Managing and leading
The pressures on managers are changing dramatically. Managers today are expected to have mastered all the traditional techniques of management - of implementation, maintenance, and watching the bottom line - but also to have mastered the new-style management skills that make them leaders, people who think for themselves.
Management Techniques
Old-style management skills
Planning
Organizing
Implementing
Measuring
New-style management skills
Counselling groups
Providing resources
Encouraging ideas
Thinking for yourself
Using all the skills
* Mastery of all the old style management skills was crucial to Jack Welch in bringing dramatic chance to GE.
* Planned: "Be Number 1 or 2 in your global market or else" is strategic planning at its best - short, sharp and to the point.
* Organized: Welch restructured GE into a dozen businesses with no supervisory layer between him and the business leaders.

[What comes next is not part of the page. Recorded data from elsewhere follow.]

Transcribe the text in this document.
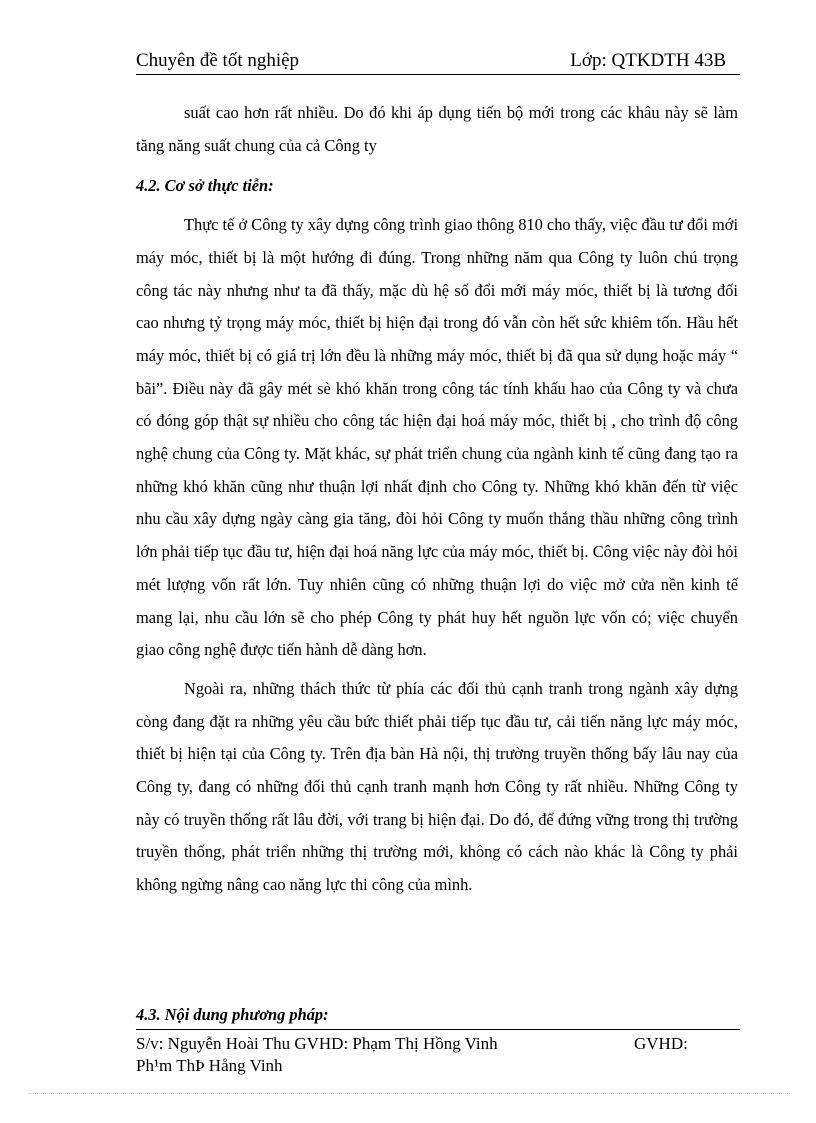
Chuyên đề tốt nghiệp	Lớp: QTKDTH 43B

suất cao hơn rất nhiều. Do đó khi áp dụng tiến bộ mới trong các khâu này sẽ làm tăng năng suất chung của cả Công ty

4.2. Cơ sở thực tiễn:

Thực tế ở Công ty xây dựng công trình giao thông 810 cho thấy, việc đầu tư đổi mới máy móc, thiết bị là một hướng đi đúng. Trong những năm qua Công ty luôn chú trọng công tác này nhưng như ta đã thấy, mặc dù hệ số đổi mới máy móc, thiết bị là tương đối cao nhưng tỷ trọng máy móc, thiết bị hiện đại trong đó vẫn còn hết sức khiêm tốn. Hầu hết máy móc, thiết bị có giá trị lớn đều là những máy móc, thiết bị đã qua sử dụng hoặc máy “ bãi”. Điều này đã gây mét sè khó khăn trong công tác tính khấu hao của Công ty và chưa có đóng góp thật sự nhiều cho công tác hiện đại hoá máy móc, thiết bị , cho trình độ công nghệ chung của Công ty. Mặt khác, sự phát triển chung của ngành kinh tế cũng đang tạo ra những khó khăn cũng như thuận lợi nhất định cho Công ty. Những khó khăn đến từ việc nhu cầu xây dựng ngày càng gia tăng, đòi hỏi Công ty muốn thắng thầu những công trình lớn phải tiếp tục đầu tư, hiện đại hoá năng lực của máy móc, thiết bị. Công việc này đòi hỏi mét lượng vốn rất lớn. Tuy nhiên cũng có những thuận lợi do việc mở cửa nền kinh tế mang lại, nhu cầu lớn sẽ cho phép Công ty phát huy hết nguồn lực vốn có; việc chuyển giao công nghệ được tiến hành dễ dàng hơn.

Ngoài ra, những thách thức từ phía các đối thủ cạnh tranh trong ngành xây dựng còng đang đặt ra những yêu cầu bức thiết phải tiếp tục đầu tư, cải tiến năng lực máy móc, thiết bị hiện tại của Công ty. Trên địa bàn Hà nội, thị trường truyền thống bấy lâu nay của Công ty, đang có những đối thủ cạnh tranh mạnh hơn Công ty rất nhiều. Những Công ty này có truyền thống rất lâu đời, với trang bị hiện đại. Do đó, để đứng vững trong thị trường truyền thống, phát triển những thị trường mới, không có cách nào khác là Công ty phải không ngừng nâng cao năng lực thi công của mình.

4.3. Nội dung phương pháp:
S/v: Nguyễn Hoài Thu GVHD: Phạm Thị Hồng Vinh	GVHD:
Ph¹m ThÞ Hång Vinh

* Implemented: Welch put his "big, big ideas", such as Work Out and Six Sigma, into operation within months.
* Measured: Welch put measures on everything by which he wanted to judge performance.
However, the new-style techniques he now restlessly encourages in his managers are indispensable in a fast-moving business world and are far better suited to developing the full strengths of an organization.
Personal attributes
New-style ideals, like old-style managing, are only as valuable as the energy with which you pursue them. Welch is a superlative example of how greatly leadership revolves around personal attributes. Excellent ideas, of course, are indispensable, but you will not translate them into excellent action without the qualities that Welch admires in leaders. Test your own attributes. Do you have:
* Enormous energy and passion for the job?
* An ability to excite, energize, and mobilize an organization?
* The understanding that the customer is the arbiter of performance and the source of profit?
* Technical grasp backed by strong financial understanding?
* A desire to achieve better profits through better products, services, and processes?
Developing your leadership skills
If you do not possess all of the above attributes, do not despair. Some people are natural born leaders, but you can develop any of the live attributes if you have the desire to lead and are willing to work at it.
Write down what you really like about your job. Think up a project that uses these features and try to bring it to life.
Develop Your Leadership Abilities
Put together a "hot group" to execute the project. Set demanding deadlines, with the group's agreement, and delegate tasks to members, with clear responsibilities.
Make sure that the project will generate real benefits for customers (internally or externally) and will pay off handsomely.
Ensure that you know as much as anybody, if not more, about the technical and financial aspects of the project.
Plan for its further development to generate still better results.
It is true that you risk failure when you take an initiative like this. But you cannot become an effective leader unless you are prepared sometimes to fail on the way to overall success.